Вот такой оправдательный приговор Анчарову я выношу. Если тот факт, что человек не участвует в политической жизни, вообще требует оправдания. Если принять анчаровское «каждый человек — это мир» — то нет, не требует. Мир неизмеримо больше и объемнее одной отдельно взятой политической системы. И каждый свободен выбирать судьбу для себя сам. Никто не вправе осуждать тех, кто покинул СССР, и тех, кто остался, тех, кто стал дисидентом, и тех, кто был секретарем парторганизаций. При всех системах есть мерзавцы и честные люди — это и есть единственное приемлемое деление на «наших» и «ихних».
Физики, лирики и чем все это закончилось
В конце жизни Анчарова стали забывать. Причем мы — те, кто был воспитан на его песнях и прозе — ничего, конечно, не забывали. Мы относились к нему по–прежнему, пели его песни, перечитывали романы и ждали новых. Забывали его те, кто кормил — редакторы и режиссеры, сценаристы и критики. Сказалось тут и то, что Анчаров всегда сторонился официальной тусовки, и никак себя не рекламировал, пренебрежительно относясь к тому, что сейчас называется "пиар" (об этом идет речь в воспоминаниях Н. Лукьянова, в частности). Но сдается, что это не единственная причина, и, возможно, даже не главная. В конце концов не так уж и мало вполне признанных людей избегали официоза и паблисити, тем не менее оставась не обойденными вниманием публики и издателей. Если проанализировать этапы жизни и творчества Михаила Леонидовича, то очень хорошо видно, что наивысший его творческий взлет приходится на время оттепели.

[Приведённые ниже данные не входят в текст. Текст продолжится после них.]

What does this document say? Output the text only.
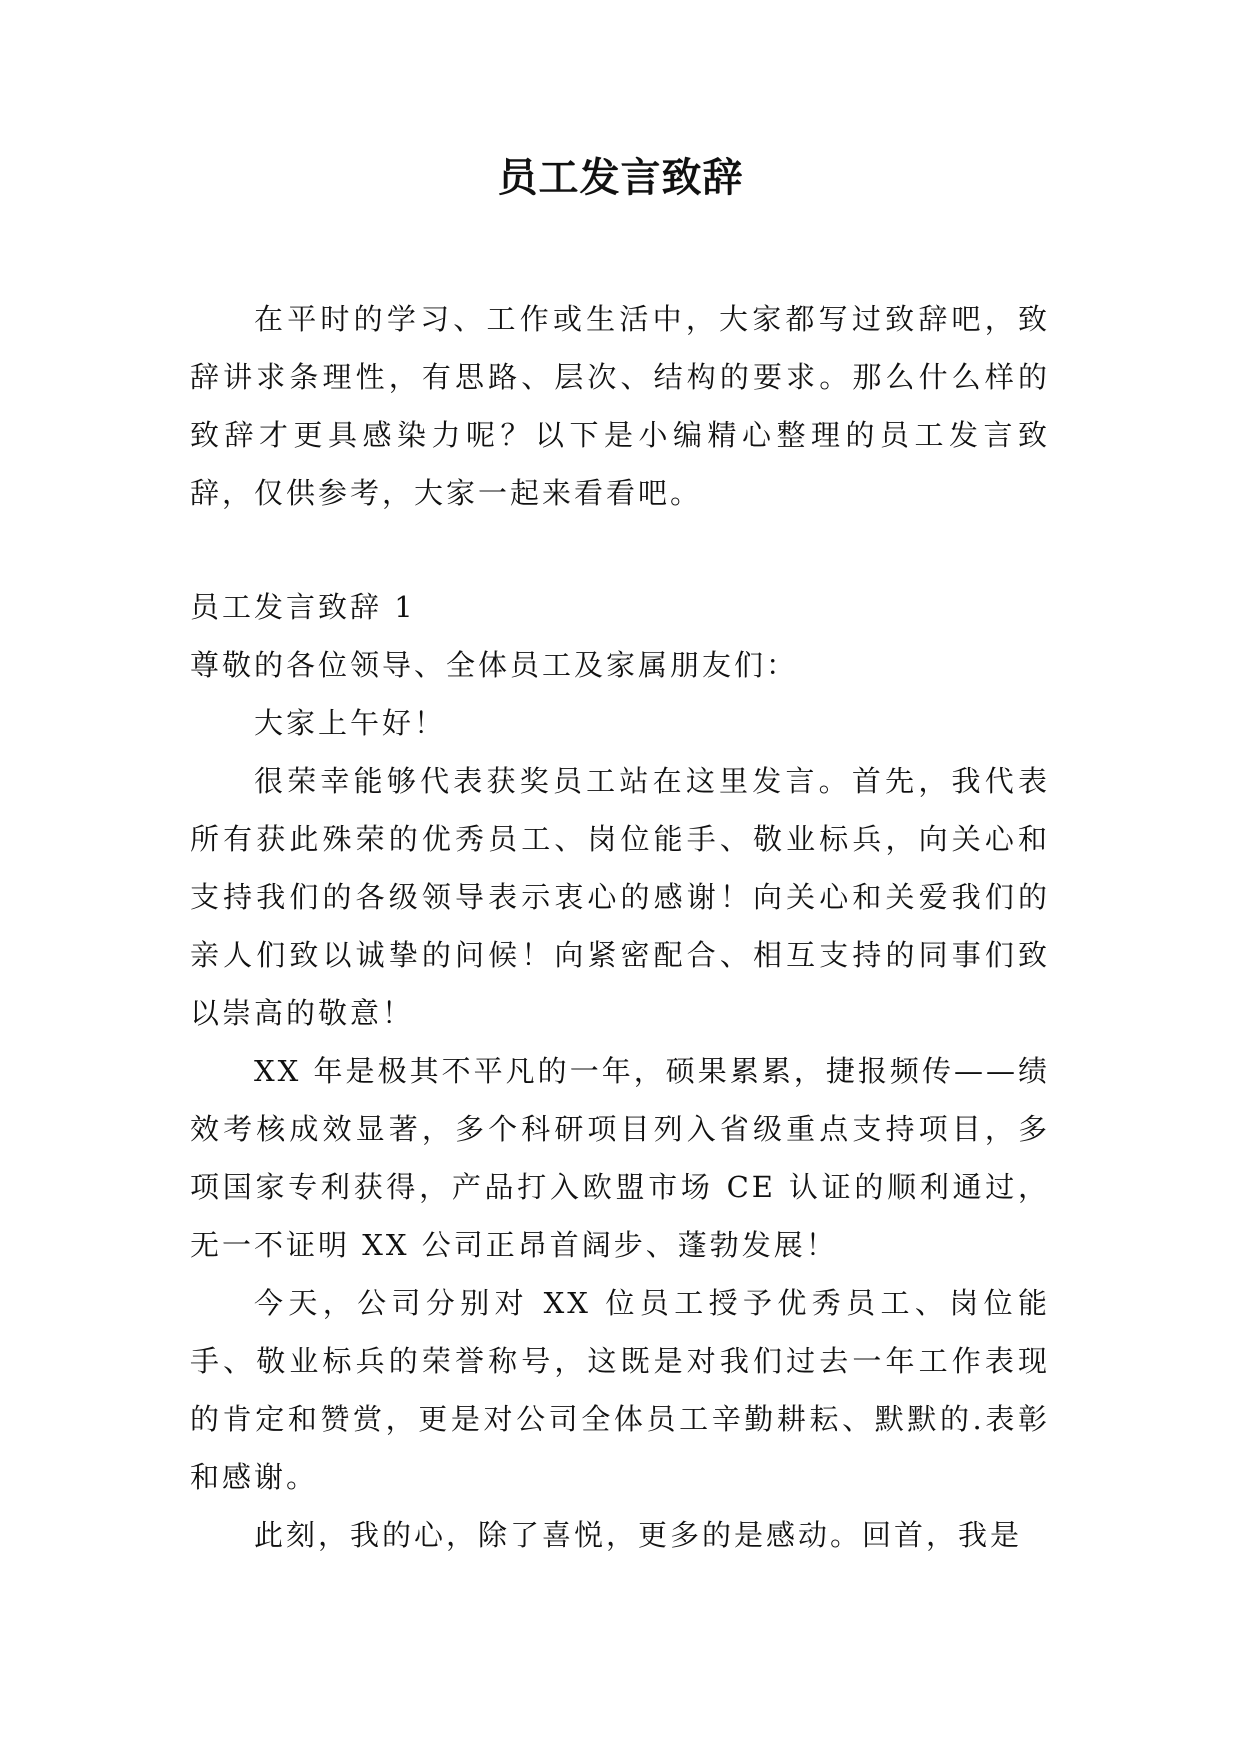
员工发言致辞

在平时的学习、工作或生活中，大家都写过致辞吧，致辞讲求条理性，有思路、层次、结构的要求。那么什么样的致辞才更具感染力呢？以下是小编精心整理的员工发言致辞，仅供参考，大家一起来看看吧。

员工发言致辞 1

尊敬的各位领导、全体员工及家属朋友们：

大家上午好！

很荣幸能够代表获奖员工站在这里发言。首先，我代表所有获此殊荣的优秀员工、岗位能手、敬业标兵，向关心和支持我们的各级领导表示衷心的感谢！向关心和关爱我们的亲人们致以诚挚的问候！向紧密配合、相互支持的同事们致以崇高的敬意！

XX 年是极其不平凡的一年，硕果累累，捷报频传——绩效考核成效显著，多个科研项目列入省级重点支持项目，多项国家专利获得，产品打入欧盟市场 CE 认证的顺利通过，无一不证明 XX 公司正昂首阔步、蓬勃发展！

今天，公司分别对 XX 位员工授予优秀员工、岗位能手、敬业标兵的荣誉称号，这既是对我们过去一年工作表现的肯定和赞赏，更是对公司全体员工辛勤耕耘、默默的.表彰和感谢。

此刻，我的心，除了喜悦，更多的是感动。回首，我是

Именно на этой всеобщей волне творческого вдохновения, о которой пишет, в частности, мой отец (вы уже успели прочесть его статью?), по–настоящему расцвел талант нашего героя.

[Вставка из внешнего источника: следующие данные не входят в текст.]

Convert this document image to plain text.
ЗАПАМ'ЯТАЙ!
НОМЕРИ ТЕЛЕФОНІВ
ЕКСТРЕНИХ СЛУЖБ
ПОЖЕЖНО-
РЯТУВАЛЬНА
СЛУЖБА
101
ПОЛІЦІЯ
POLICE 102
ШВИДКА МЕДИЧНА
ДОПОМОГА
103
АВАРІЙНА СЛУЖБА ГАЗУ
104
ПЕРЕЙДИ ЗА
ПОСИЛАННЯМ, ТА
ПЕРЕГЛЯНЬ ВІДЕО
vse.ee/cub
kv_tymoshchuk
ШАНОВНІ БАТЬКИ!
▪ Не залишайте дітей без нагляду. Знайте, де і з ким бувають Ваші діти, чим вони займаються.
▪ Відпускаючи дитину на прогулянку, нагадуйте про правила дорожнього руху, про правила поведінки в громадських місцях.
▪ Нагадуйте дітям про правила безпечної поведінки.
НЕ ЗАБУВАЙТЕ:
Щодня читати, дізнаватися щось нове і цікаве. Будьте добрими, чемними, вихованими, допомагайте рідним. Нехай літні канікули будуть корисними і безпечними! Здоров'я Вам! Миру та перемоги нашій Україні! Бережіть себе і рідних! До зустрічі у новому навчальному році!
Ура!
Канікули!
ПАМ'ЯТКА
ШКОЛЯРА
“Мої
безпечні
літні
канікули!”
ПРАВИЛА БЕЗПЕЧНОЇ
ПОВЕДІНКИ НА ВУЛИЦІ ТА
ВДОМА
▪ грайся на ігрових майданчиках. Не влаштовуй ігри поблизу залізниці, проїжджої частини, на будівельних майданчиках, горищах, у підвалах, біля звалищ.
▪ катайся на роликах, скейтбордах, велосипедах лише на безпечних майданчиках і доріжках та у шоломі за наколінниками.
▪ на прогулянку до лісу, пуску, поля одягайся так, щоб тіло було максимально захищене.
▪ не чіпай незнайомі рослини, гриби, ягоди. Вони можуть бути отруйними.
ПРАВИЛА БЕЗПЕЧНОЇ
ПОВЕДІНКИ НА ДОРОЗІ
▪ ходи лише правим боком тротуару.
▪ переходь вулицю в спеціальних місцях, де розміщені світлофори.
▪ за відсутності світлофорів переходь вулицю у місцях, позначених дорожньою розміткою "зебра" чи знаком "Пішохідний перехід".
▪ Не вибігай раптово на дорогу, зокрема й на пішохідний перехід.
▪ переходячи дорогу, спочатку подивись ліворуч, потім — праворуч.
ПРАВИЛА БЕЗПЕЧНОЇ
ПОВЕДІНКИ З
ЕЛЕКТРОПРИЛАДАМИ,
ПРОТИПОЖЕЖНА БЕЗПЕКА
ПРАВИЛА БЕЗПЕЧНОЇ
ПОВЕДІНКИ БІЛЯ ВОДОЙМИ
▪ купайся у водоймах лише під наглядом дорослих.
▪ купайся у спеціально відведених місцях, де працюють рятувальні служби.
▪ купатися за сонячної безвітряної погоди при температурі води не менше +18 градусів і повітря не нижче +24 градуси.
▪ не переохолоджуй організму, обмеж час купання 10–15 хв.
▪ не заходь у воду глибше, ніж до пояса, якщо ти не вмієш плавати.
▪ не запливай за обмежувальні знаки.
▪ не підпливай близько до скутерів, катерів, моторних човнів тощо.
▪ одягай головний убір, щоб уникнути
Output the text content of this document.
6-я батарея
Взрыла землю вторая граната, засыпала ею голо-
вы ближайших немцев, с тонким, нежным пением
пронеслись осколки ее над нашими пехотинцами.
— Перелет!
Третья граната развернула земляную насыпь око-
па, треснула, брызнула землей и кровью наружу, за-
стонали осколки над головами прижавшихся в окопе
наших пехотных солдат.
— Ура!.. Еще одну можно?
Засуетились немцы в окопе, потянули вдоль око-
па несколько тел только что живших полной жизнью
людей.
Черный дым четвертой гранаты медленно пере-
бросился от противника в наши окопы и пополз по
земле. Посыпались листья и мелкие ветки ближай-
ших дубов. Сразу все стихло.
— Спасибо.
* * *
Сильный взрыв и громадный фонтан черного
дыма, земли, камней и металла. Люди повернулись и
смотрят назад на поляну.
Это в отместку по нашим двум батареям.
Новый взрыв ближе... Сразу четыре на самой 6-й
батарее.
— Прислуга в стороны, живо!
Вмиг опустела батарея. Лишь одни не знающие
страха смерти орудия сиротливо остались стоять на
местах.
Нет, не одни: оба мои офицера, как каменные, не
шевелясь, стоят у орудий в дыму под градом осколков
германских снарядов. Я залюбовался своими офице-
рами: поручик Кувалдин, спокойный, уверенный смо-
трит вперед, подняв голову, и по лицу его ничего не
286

Тогда было можно — и модно — спорить о философских проблемах, о науке и искусстве, причем делалось это публично. Кто забыл или не застал это время — достаньте диски с фильмами "Застава Ильича" и "Я шагаю по Москве" — там очень точно отражена тогдашняя атмосфера. В качестве хорошего примера можно привести дискуссию "о физиках и лириках", о которой Анчаров упоминает, как о поводе для написания песни "Про поэзию". Сейчас вряд ли кто помнит, что это такое было, поэтому ниже позволю себе краткое отступление по этому поводу — сам уровень спора и его форма очень показательны для характеристики общественной атмосферы тех лет. Все же это было "что–то" — я имею в виду что–то живое, активное, резко контрастирующее с угрюмыми тридцатыми–сороковыми и несколько напоминающее по накалу политические дискуссии перестроечных лет — только из другой области. Рассуждать публично о политике в те времена — даже не в том дело, что табу и не принято, просто предмета для обсуждения не было, поскольку политика была одна (да и в общем и целом почти все, кроме очень небольшого и вполне изолированного круга диссидентов, по большиму счету были согласны с генеральной линией, расходились в частностях — по крайней мере так было до событий 68–го года, когда у многих открылись глаза). А вот о науке и поэзии — сколько хотите, и, пожалуй, аналогов этого всеобщего увлечения околонаучными проблемами больше не было ни в российской истории, ни на Западе. Научно–популярная литература тогда издавалась тысячами наименований. Тираж "Знание—Сила" в семидесятые годы доходил до 7 миллионов!